Thank you so much, thank you so much, and please stop because I can start crying because actually every time when you start chanting “Hazer” (We are ready), I feel like I’m back to the beginning of the Ukrainian revolution of dignity like I’m back to 2014, and we are yet at the beginning of our big fight for freedom.

And I can tell you this fight wasn’t easy for us during all those years, and you are in our shoes as well, so you know that for sure, but we in Ukraine say.

That it is better to die free than to live as slaves, and I’m sure you all know that. So, you should fight, and you will win.

I also wanted to point out that you know when I was five and USSR collapsed, I thought that all Ukraine has to do is to just copy western democracies, and we will be fine. Now. I’m 36, and I know that it is not enough that we are the ones who will have to set a new standard for justice in the world.

And you are the ones who will set a new standard for justice in the world because the post-war world appeared to be not the world where we have never again. It is happening again now in Ukraine, and we have to change something.

Several speakers, of course, mentioned nuclear power here now. You see. I’m a novelist and a human rights defender, but I want to speak to You about nuclear power. I think that in the fight between Russia and Ukraine we have to show that we won’t submit to nuclear black mailing, this is very important because we are on the brink of a situation when if we are too cautious.

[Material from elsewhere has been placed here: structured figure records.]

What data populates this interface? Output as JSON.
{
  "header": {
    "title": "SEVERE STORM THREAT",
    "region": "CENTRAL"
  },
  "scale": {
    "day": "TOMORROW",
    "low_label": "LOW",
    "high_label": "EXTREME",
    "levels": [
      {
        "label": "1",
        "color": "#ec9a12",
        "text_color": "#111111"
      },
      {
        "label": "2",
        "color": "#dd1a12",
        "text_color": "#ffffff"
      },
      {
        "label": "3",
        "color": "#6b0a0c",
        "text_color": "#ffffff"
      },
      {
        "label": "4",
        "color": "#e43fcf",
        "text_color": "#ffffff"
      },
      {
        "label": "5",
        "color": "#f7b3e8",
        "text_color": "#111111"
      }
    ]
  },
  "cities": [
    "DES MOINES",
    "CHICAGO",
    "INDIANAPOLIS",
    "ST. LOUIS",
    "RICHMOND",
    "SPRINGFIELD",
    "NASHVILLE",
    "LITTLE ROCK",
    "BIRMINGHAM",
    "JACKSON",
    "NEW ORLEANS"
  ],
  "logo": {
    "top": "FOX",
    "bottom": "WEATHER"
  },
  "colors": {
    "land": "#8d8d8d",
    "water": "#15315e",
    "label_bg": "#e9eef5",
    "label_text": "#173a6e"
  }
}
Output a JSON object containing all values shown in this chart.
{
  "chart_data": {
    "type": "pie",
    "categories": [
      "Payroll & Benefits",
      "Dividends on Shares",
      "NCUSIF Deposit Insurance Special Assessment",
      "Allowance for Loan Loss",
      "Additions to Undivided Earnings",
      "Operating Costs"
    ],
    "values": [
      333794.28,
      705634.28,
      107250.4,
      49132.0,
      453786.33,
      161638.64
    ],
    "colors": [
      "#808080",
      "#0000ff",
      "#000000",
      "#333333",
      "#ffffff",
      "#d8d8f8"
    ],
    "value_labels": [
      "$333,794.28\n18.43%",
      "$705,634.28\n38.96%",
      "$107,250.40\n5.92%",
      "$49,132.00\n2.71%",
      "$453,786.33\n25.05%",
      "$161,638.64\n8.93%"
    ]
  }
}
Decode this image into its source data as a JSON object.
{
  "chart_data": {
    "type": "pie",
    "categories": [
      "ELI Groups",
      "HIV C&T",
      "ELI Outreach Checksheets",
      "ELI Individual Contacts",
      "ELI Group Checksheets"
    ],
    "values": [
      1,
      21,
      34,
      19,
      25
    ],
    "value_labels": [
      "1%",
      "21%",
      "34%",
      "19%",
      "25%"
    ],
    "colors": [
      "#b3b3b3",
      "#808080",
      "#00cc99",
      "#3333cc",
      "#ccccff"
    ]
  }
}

If we show our fear then perhaps regimes like Iranian one and others will think that a terrorist with a nuclear bomb can enjoy impunity, and we have to break the circle of impunity.

I am not a politician, so I can tell you that in Ukraine people in the trenches know that they are fighting not just for Ukraine but for the free world and for the values of democracy, rule of law and human rights.

So, they know that they are also fighting for you and for Ukraine to win it is not only to restore our borders to where they were in 1991, for Ukraine to win means to completely it our democratic transformation to actually become this democracy that everyone would admire in the world.  And for this we need not only new laws and reforms we need to believe in justice and this means that all those war crimes that I and my colleagues help to document now in Ukraine should be punished must be punished but also we do need an international hybrid tribunal established to prosecute all the war crimes.

All the crimes against humanity and possible genocide, and I’m sure that here, and I know that in the audience there are people whose relatives were executed by the Iranian regime. And we know that after you will win, and of course you will win, you will need justice as well. So, I asked the international community to support us in that. Because without belief, injustice, we won’t be able to succeed in the most important task we have in building democracy.

And I’ll probably just finish saying, be brave like Ukraine, but also be brave like the Resistance of Iran. Thank you. Thank you so much.